Impact-resistant windows and safe rooms are probably the two most popular hurricane-related items that consumers are asking about, Chapman-Henderson says. A safe room won't protect homeowners subject to storm surges and flooding -- they'll still have to evacuate -- but it offers protection against a house collapse and wind-borne debris.

"The safe room is a sexy idea," she says. "Instead of going closet to closet, which some people said they did, you can go to the safe room."

A minor selling point last year. A major selling point now.

Out-of-state buyers

Oddly, it's the out-of-state buyers who have not experienced the hurricanes, not the locals, who are rethinking their plans, says Gallo. Clients are canceling appointments, saying they're considering looking for a house in Georgia or South Carolina instead, she says.

"I've had people call and say they really would like to think twice about it [buying in Florida]," she says. "I think people get scared. I tell them you have to look at the big picture.
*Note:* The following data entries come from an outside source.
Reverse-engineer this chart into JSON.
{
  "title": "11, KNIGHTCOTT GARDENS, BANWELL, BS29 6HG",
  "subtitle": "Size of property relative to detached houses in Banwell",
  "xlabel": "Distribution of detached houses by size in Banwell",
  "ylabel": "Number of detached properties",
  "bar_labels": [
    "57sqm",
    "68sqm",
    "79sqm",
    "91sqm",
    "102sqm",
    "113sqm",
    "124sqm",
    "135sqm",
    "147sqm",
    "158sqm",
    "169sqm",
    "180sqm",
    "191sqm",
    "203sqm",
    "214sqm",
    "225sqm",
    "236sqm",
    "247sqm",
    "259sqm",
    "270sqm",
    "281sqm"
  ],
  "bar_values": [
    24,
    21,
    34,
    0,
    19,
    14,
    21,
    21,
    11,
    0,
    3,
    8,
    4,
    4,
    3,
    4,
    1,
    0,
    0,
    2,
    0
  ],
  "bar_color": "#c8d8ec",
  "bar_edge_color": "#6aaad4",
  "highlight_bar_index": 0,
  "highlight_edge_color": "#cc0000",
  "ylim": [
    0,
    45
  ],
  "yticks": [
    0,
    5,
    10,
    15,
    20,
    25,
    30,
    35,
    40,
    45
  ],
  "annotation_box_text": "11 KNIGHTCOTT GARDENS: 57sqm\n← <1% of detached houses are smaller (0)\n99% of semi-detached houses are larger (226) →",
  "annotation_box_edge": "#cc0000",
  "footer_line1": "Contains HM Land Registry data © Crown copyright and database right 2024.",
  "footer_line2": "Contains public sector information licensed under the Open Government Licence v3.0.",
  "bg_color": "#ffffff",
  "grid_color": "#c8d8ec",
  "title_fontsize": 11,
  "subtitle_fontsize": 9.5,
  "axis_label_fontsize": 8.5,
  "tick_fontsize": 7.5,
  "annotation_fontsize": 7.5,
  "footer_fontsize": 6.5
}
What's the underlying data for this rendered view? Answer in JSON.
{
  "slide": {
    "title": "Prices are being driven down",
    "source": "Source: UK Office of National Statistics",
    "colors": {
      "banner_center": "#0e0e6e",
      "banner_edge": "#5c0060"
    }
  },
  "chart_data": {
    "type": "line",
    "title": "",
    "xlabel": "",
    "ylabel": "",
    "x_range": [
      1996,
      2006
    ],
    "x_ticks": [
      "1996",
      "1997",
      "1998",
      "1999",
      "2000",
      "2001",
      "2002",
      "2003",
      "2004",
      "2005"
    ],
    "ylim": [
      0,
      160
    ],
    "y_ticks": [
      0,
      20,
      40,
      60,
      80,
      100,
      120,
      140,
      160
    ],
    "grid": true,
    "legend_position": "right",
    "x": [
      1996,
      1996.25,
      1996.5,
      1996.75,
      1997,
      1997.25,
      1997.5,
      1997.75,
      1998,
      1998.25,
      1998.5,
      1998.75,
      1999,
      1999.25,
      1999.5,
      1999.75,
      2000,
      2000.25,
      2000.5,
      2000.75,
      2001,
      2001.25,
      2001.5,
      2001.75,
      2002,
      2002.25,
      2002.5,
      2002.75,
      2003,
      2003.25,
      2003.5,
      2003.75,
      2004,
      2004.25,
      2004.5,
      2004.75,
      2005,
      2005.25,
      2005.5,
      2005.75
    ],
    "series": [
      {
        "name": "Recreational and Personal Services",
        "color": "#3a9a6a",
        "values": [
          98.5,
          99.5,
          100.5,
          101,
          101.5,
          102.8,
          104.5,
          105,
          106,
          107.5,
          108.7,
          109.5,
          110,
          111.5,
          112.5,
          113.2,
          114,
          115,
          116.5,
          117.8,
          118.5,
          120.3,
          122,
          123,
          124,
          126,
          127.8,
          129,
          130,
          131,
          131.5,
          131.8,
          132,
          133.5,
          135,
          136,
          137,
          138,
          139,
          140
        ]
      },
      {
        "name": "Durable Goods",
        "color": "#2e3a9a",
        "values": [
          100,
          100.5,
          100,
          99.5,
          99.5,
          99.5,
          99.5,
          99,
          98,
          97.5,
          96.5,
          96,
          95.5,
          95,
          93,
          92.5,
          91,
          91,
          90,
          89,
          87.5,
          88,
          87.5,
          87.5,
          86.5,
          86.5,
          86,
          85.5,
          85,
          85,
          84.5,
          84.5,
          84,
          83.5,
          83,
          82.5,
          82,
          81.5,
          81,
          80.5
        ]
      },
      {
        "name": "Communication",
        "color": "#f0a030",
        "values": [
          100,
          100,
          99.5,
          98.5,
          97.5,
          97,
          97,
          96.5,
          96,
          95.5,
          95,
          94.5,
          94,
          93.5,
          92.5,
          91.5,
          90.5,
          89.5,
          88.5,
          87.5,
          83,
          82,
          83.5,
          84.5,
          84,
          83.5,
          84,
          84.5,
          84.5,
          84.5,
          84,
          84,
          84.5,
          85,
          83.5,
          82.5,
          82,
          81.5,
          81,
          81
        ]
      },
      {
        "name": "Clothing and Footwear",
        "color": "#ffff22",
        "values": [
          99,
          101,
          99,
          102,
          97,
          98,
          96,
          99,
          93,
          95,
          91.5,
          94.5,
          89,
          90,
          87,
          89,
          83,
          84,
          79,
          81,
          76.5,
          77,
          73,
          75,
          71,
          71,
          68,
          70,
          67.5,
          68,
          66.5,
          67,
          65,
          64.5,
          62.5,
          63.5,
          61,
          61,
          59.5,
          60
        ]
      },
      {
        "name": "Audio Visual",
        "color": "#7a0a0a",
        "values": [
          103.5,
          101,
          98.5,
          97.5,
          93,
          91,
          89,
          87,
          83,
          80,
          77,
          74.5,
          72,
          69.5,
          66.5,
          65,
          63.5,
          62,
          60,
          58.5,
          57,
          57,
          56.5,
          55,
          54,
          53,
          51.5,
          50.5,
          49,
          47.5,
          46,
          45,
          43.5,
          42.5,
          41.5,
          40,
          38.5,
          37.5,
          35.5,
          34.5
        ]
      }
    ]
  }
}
We don't always get hurricanes."

Local house hunters are not deterred by the storms, she says. Maybe it's because hurricanes seem less threatening to Floridians who have weathered a storm or two -- or three -- or maybe it's because, she says, "in the Orlando area, prices are going up so fast and there are so few houses available."

During the six-week period that Florida was preoccupied with the hurricanes, there were 35 percent fewer listings than during the same period a year ago, according to the Orlando Regional Realtor Association. From Aug. 13 to Sept. 29, there were 3,861 listings compared with 5,965 last year.

"What's amazing to me as a Realtor is that the ones shopping in the Orlando area didn't even seem to notice there was plywood on the windows," Gallo says. "They would look completely beyond the trees lying in the lawn and the windows boarded up. There's not much on the market and they want it."

Buyers may be concerned about hurricanes now, but they aren't likely to give up their dream home just because it's in a storm-prone area, says David Fletcher, a retired broker who trains real estate agents in the Orlando area. After all, he says, there are tradeoffs no matter where you choose to live, and in Florida, homeowners accept the possibility of hurricanes in order to live by the beach.

"It's going to take a while to see what the real effects will be" on the real estate market, he says. "But they're still going to buy condos on the beach."